Der Prozessbevollmächtigte muss darüber hinaus die Ausgangskontrolle von fristgebundenen Schriftsätzen so organisieren, dass sie einen gestuften Schutz gegen Fristversäumungen bietet (BGH-Beschluss in NJW 2015, 253, Rz 9, m.w.N.). Bei der allabendlichen Kontrolle fristgebundener Sachen ist eine nochmalige, selbständige Prüfung erforderlich (BGH-Beschlüsse in NJW 2015, 253, Rz 9, und in WM 2015, 782, Rz 8, je m.w.N.). Dies ergibt sich schon daraus, dass selbst bei sachgerechten Organisationsabläufen individuelle Bearbeitungsfehler auftreten können, die es nach Möglichkeit aufzufinden und zu beheben gilt (BGH-Beschlüsse in NJW 2015, 253, Rz 8, und in WM 2015, 782, Rz 18, m.w.N.).

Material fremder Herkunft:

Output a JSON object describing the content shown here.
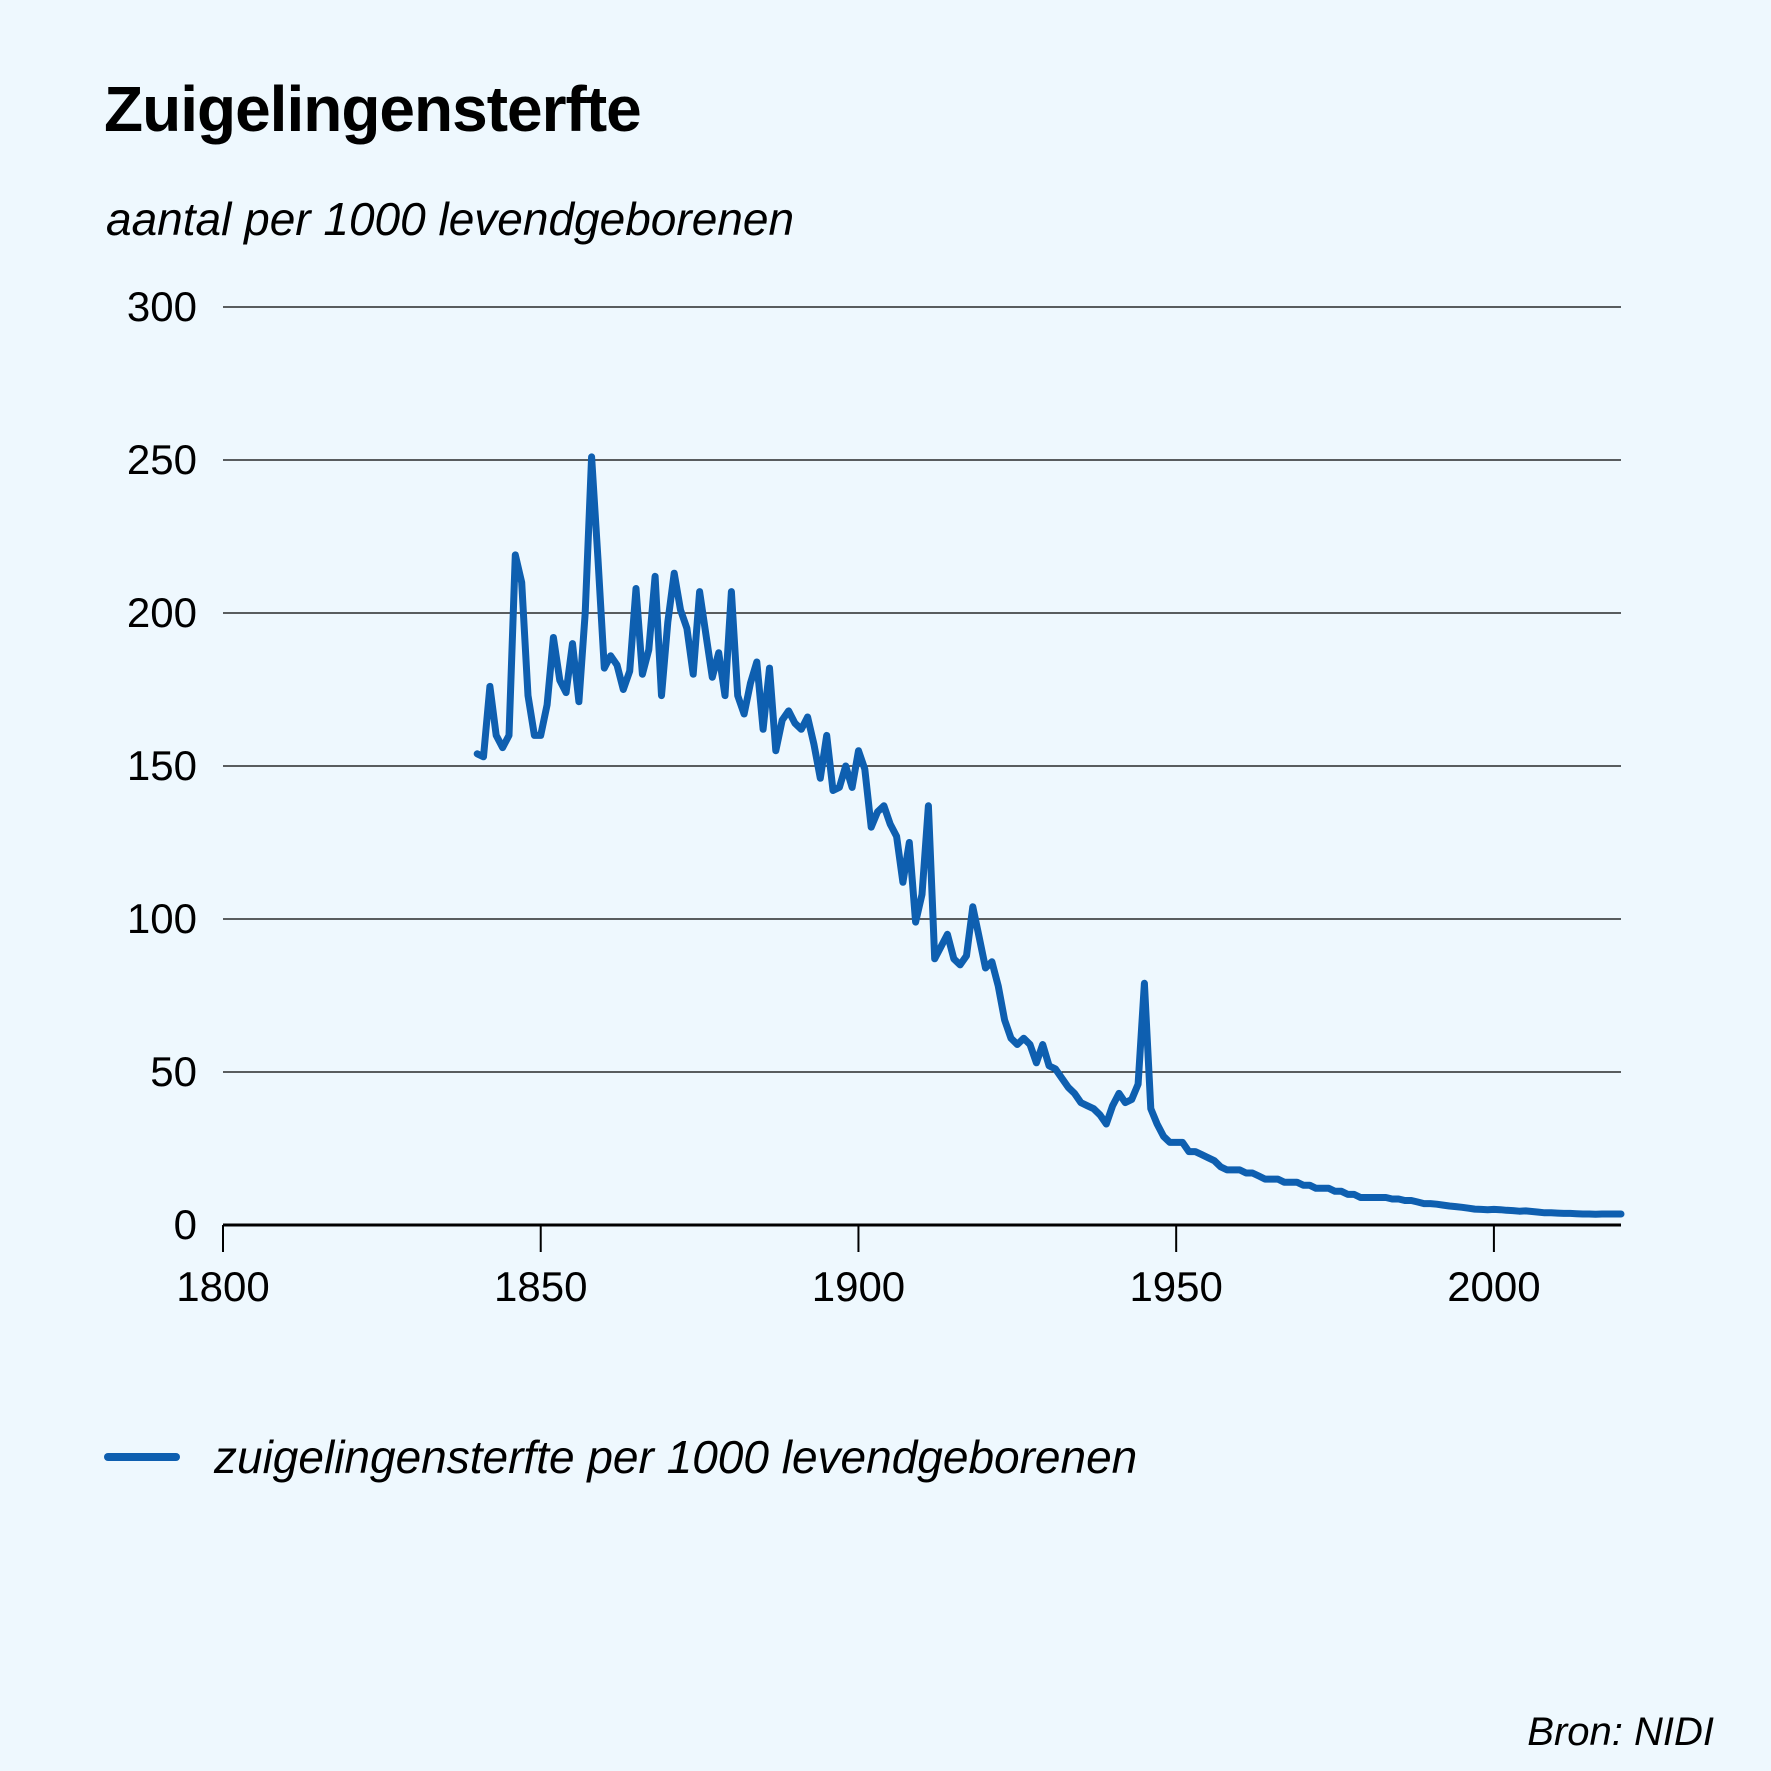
{
  "chart_data": {
    "type": "line",
    "title": "Zuigelingensterfte",
    "subtitle": "aantal per 1000 levendgeborenen",
    "xlim": [
      1800,
      2020
    ],
    "ylim": [
      0,
      300
    ],
    "x_ticks": [
      1800,
      1850,
      1900,
      1950,
      2000
    ],
    "y_ticks": [
      0,
      50,
      100,
      150,
      200,
      250,
      300
    ],
    "grid": "horizontal",
    "legend_position": "bottom-left",
    "source": "Bron: NIDI",
    "colors": {
      "line": "#0e5fb0",
      "axis": "#000000",
      "grid": "#000000",
      "background": "#eef8fe"
    },
    "series": [
      {
        "name": "zuigelingensterfte per 1000 levendgeborenen",
        "x": [
          1840,
          1841,
          1842,
          1843,
          1844,
          1845,
          1846,
          1847,
          1848,
          1849,
          1850,
          1851,
          1852,
          1853,
          1854,
          1855,
          1856,
          1857,
          1858,
          1859,
          1860,
          1861,
          1862,
          1863,
          1864,
          1865,
          1866,
          1867,
          1868,
          1869,
          1870,
          1871,
          1872,
          1873,
          1874,
          1875,
          1876,
          1877,
          1878,
          1879,
          1880,
          1881,
          1882,
          1883,
          1884,
          1885,
          1886,
          1887,
          1888,
          1889,
          1890,
          1891,
          1892,
          1893,
          1894,
          1895,
          1896,
          1897,
          1898,
          1899,
          1900,
          1901,
          1902,
          1903,
          1904,
          1905,
          1906,
          1907,
          1908,
          1909,
          1910,
          1911,
          1912,
          1913,
          1914,
          1915,
          1916,
          1917,
          1918,
          1919,
          1920,
          1921,
          1922,
          1923,
          1924,
          1925,
          1926,
          1927,
          1928,
          1929,
          1930,
          1931,
          1932,
          1933,
          1934,
          1935,
          1936,
          1937,
          1938,
          1939,
          1940,
          1941,
          1942,
          1943,
          1944,
          1945,
          1946,
          1947,
          1948,
          1949,
          1950,
          1951,
          1952,
          1953,
          1954,
          1955,
          1956,
          1957,
          1958,
          1959,
          1960,
          1961,
          1962,
          1963,
          1964,
          1965,
          1966,
          1967,
          1968,
          1969,
          1970,
          1971,
          1972,
          1973,
          1974,
          1975,
          1976,
          1977,
          1978,
          1979,
          1980,
          1981,
          1982,
          1983,
          1984,
          1985,
          1986,
          1987,
          1988,
          1989,
          1990,
          1991,
          1992,
          1993,
          1994,
          1995,
          1996,
          1997,
          1998,
          1999,
          2000,
          2001,
          2002,
          2003,
          2004,
          2005,
          2006,
          2007,
          2008,
          2009,
          2010,
          2011,
          2012,
          2013,
          2014,
          2015,
          2016,
          2017,
          2018,
          2019,
          2020
        ],
        "values": [
          154,
          153,
          176,
          160,
          156,
          160,
          219,
          210,
          173,
          160,
          160,
          170,
          192,
          178,
          174,
          190,
          171,
          200,
          251,
          218,
          182,
          186,
          183,
          175,
          181,
          208,
          180,
          188,
          212,
          173,
          197,
          213,
          201,
          195,
          180,
          207,
          193,
          179,
          187,
          173,
          207,
          173,
          167,
          177,
          184,
          162,
          182,
          155,
          165,
          168,
          164,
          162,
          166,
          157,
          146,
          160,
          142,
          143,
          150,
          143,
          155,
          149,
          130,
          135,
          137,
          131,
          127,
          112,
          125,
          99,
          108,
          137,
          87,
          91,
          95,
          87,
          85,
          88,
          104,
          94,
          84,
          86,
          78,
          67,
          61,
          59,
          61,
          59,
          53,
          59,
          52,
          51,
          48,
          45,
          43,
          40,
          39,
          38,
          36,
          33,
          39,
          43,
          40,
          41,
          46,
          79,
          38,
          33,
          29,
          27,
          27,
          27,
          24,
          24,
          23,
          22,
          21,
          19,
          18,
          18,
          18,
          17,
          17,
          16,
          15,
          15,
          15,
          14,
          14,
          14,
          13,
          13,
          12,
          12,
          12,
          11,
          11,
          10,
          10,
          9,
          9,
          9,
          9,
          9,
          8.5,
          8.5,
          8,
          8,
          7.5,
          7,
          7,
          6.8,
          6.5,
          6.2,
          6,
          5.8,
          5.5,
          5.2,
          5.1,
          5,
          5.1,
          5,
          4.8,
          4.7,
          4.5,
          4.6,
          4.4,
          4.2,
          4,
          4,
          3.9,
          3.8,
          3.8,
          3.7,
          3.6,
          3.6,
          3.5,
          3.6,
          3.6,
          3.6,
          3.6
        ]
      }
    ]
  }
}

d) Diese Voraussetzungen für eine Wiedereinsetzung in den vorigen Stand wegen Versäumung der Revisionsfrist sind im Streitfall nicht erfüllt. Nach dem Vorbringen der Klägerin kann nicht ausgeschlossen werden, dass an der Fristversäumnis ursächlich auch ein Organisationsverschulden der Mitglieder der prozessbevollmächtigten Rechtsanwaltskanzlei mitgewirkt hat. Die Klägerin hat nicht substantiiert und in sich schlüssig dargelegt, dass die Fristversäumnis nicht auf Verschulden der Mitglieder beruhe. Die bloße Anweisung, dass diejenige Mitarbeiterin, die zuletzt die Kanzlei verlässt, anhand des Fristenkalenders prüft, ob alle Fristen erledigt sind, genügt nicht den Anforderungen an eine zur Vermeidung von Fristversäumnissen geeignete Kanzleiorganisation. Eine solche Anordnung stellt anders als eine im Fristenkalender notierte "Vorfrist" oder ein rechtzeitiger Wiedervorlagetermin nicht sicher, dass die Akten von Verfahren, in denen Rechtsmitteleinlegungs- und Rechtsmittelbegründungsfristen laufen, einem Mitglied der Kanzlei rechtzeitig vorgelegt werden, und fristgebundene Schriftsätze rechtzeitig gefertigt werden. Zudem entspricht eine derartige Anweisung nicht dem Erfordernis, dass die Ausgangskontrolle von fristgebundenen Schriftsätzen so organisiert werden muss, dass sie einen gestuften Schutz gegen Fristversäumnisse bietet. Individuelle Bearbeitungsfehler, wie sie selbst bei sachgerechten Organisationsabläufen auftreten können, werden bei einer solchen Anweisung allenfalls zufällig entdeckt.
Davon abgesehen hat die Klägerin ihr Vorbringen, L sei bei Fristablauf seit einem Jahr in der prozessbevollmächtigten Kanzlei als Rechtsanwaltsfachangestellte beschäftigt gewesen, nicht glaubhaft gemacht. L arbeitete nach der von ihr abgegebenen Versicherung an Eides statt erst seit 1. Mai 2014 in der Kanzlei. Bis zum Fristablauf am 12. Mai 2014 waren danach nur wenige Arbeitstage vergangen.
3. Die Kostenentscheidung beruht auf § 135 Abs. 2 FGO.